Scenario variations from the oedb can be introduced. The argument ‘scn_extension’ will activate an extension scenario which adds components such as lines or generator to the base scenario. The ‘scn_decommissioning’ argument states whether you want to remove existing components. Right now, in the oedb two scenarios are accessible which represent the grid expansion (and the corresponding removal of existing equipment) planned by the German network development plan.
Our data model at the oedb represents Germany and the electrical neighbors. If you consider planned grid expansion to Norway and Belgium you would most probably want to include also these countries as electrical neighbors including their aggregated generation and demand characteristics. The argument ‘add_Belgium_Norway’ therefore was introduced. Once activated it will add the countries to the model.
DC links are now also modelled as PyPSA DC links. Consequently Sweden is now connected by a DC link.
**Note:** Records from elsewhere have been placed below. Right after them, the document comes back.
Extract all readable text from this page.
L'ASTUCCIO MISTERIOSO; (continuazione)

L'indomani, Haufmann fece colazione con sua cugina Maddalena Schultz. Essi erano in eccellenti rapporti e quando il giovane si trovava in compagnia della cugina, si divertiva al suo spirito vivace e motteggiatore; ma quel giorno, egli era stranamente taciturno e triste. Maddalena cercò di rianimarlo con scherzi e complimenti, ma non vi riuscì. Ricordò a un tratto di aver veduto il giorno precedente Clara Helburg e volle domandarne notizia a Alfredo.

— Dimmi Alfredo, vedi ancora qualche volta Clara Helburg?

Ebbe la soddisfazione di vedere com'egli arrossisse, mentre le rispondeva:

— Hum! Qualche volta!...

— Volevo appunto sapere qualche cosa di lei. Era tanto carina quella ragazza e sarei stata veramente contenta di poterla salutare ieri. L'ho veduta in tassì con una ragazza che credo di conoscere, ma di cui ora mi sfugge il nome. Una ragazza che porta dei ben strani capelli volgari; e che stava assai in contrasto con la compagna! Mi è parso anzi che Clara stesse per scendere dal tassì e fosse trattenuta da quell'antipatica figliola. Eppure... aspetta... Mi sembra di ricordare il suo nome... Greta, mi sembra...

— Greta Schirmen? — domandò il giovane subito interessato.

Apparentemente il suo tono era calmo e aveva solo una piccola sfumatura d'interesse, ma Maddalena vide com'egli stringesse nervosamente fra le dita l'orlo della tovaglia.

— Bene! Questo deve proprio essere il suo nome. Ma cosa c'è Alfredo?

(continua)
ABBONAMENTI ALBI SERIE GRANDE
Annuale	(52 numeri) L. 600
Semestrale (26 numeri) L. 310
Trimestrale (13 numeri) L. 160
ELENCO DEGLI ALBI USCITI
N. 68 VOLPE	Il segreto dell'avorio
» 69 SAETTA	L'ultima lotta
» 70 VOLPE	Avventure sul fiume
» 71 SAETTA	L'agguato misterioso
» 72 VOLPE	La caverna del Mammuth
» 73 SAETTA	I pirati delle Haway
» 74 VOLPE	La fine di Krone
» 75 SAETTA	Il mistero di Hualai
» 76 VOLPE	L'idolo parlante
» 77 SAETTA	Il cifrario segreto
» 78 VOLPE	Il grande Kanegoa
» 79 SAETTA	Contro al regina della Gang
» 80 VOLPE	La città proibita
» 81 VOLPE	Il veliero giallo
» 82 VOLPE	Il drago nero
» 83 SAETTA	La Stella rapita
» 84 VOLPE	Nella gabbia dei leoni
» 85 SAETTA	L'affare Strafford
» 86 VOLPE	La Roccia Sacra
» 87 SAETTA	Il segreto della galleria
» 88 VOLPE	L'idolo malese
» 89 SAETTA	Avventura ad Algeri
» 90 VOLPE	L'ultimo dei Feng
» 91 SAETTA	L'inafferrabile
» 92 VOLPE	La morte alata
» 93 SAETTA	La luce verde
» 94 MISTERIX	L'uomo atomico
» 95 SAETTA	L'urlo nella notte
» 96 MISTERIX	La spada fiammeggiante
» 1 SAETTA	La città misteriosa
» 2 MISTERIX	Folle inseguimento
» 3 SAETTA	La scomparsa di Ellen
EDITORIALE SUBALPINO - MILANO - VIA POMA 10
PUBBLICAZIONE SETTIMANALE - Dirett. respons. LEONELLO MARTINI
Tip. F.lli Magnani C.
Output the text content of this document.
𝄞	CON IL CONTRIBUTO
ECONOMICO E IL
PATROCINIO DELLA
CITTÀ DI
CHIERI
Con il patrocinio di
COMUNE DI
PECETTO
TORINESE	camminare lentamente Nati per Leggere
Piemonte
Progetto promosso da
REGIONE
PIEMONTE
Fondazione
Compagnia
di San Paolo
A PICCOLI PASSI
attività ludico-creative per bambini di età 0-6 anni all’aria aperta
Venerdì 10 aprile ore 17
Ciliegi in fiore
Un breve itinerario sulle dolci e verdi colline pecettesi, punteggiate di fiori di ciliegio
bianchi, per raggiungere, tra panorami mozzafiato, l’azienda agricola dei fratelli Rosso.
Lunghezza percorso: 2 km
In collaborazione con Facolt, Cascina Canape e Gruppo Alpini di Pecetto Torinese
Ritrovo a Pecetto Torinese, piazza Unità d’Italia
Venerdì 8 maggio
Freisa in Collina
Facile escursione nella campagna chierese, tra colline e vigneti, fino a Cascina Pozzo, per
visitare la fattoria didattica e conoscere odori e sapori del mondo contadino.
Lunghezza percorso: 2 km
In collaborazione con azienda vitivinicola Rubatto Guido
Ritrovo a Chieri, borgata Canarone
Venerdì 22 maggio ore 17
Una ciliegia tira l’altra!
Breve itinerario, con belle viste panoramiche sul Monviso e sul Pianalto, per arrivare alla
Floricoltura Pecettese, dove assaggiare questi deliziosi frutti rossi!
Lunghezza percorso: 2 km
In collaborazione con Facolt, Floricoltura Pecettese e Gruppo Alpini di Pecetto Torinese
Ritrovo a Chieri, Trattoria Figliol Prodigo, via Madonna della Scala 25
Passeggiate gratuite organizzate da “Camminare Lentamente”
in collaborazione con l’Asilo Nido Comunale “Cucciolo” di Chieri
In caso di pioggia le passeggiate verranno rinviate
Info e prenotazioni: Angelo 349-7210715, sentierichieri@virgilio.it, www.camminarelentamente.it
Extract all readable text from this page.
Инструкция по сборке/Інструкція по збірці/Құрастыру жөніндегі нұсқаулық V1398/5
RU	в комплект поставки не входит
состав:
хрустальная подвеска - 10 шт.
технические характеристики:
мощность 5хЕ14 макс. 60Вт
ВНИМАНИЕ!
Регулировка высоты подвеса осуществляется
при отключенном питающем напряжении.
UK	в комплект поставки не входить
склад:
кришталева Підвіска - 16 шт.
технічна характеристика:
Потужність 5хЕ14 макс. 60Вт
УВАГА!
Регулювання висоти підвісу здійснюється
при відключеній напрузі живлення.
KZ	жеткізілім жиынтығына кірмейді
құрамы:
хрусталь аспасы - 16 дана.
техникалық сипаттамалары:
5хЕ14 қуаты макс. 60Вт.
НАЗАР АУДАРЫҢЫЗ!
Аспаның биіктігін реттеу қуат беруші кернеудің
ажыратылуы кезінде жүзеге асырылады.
The plotting sub-package was amplified and enhanced by new plotting functions and improvements of existing ones (e. g. introduced a legend for the plotting function storage_expansion())
The code complies now mostly with the pep8 standard
Documentation was improved (but ongoing work in progress) considering doc strings for functions and the rtd-documentation web site
The io was slightly reformatted and restructured.
eTraGo works with ego.io 0.3.0
Result export to oedb functionality was improved. Now, a safe tag can be set in order to state that the result set shall be versioned and moved to the schema ‘grid’.
the new database sessionmaker of ego.io 0.3.0 is enabled which gets rid of dependency to oemof.db.
it is possible to skip snapshots in order to ingenuously simplify the problem.
eTraGo will be available on PyPI
eTraGo 0.5.1 will be used for eGo 0.0.1
eTraGo works with PyPSA 0.11.0.
Result export to postgresql database in particular to the open energy data base (oedb)
parallelisation function hands over SOC of storages to following problem.
New plot for displaying voltage deviations at network buses.
Line loading plot displays the direction of power flows.
k-means clustering got a more suitable scaling factor concerning calculations on the 110kV grid.
K-means weighting of the buses is a bit more robust to changes in the data structure.
the list of carriers is imported again to the pypsa network from the oedb data model.
update PyPSA Version from 0.8.0 to PyPSA 0.11.0
eTraGo integrates ego.powerflow functionalities
Release 0.4 is mainly the merging of ego.powerflow into eTraGo. Additionally, some restructuring has been carried out, plotting functions have been updated and the first approach for a documentation was set up.
merging of ego.powerflow into eTraGo
Release introducing k-means clustering and several additional functionalities
This is the version 0.2 of eTraGo.
This new version shall be install via pip and a setup.py. Moreover there has been minor adjustments such as the creation of a callable etrago function.
install via pip and a setup.py
callable etrago function
First release of eTraGo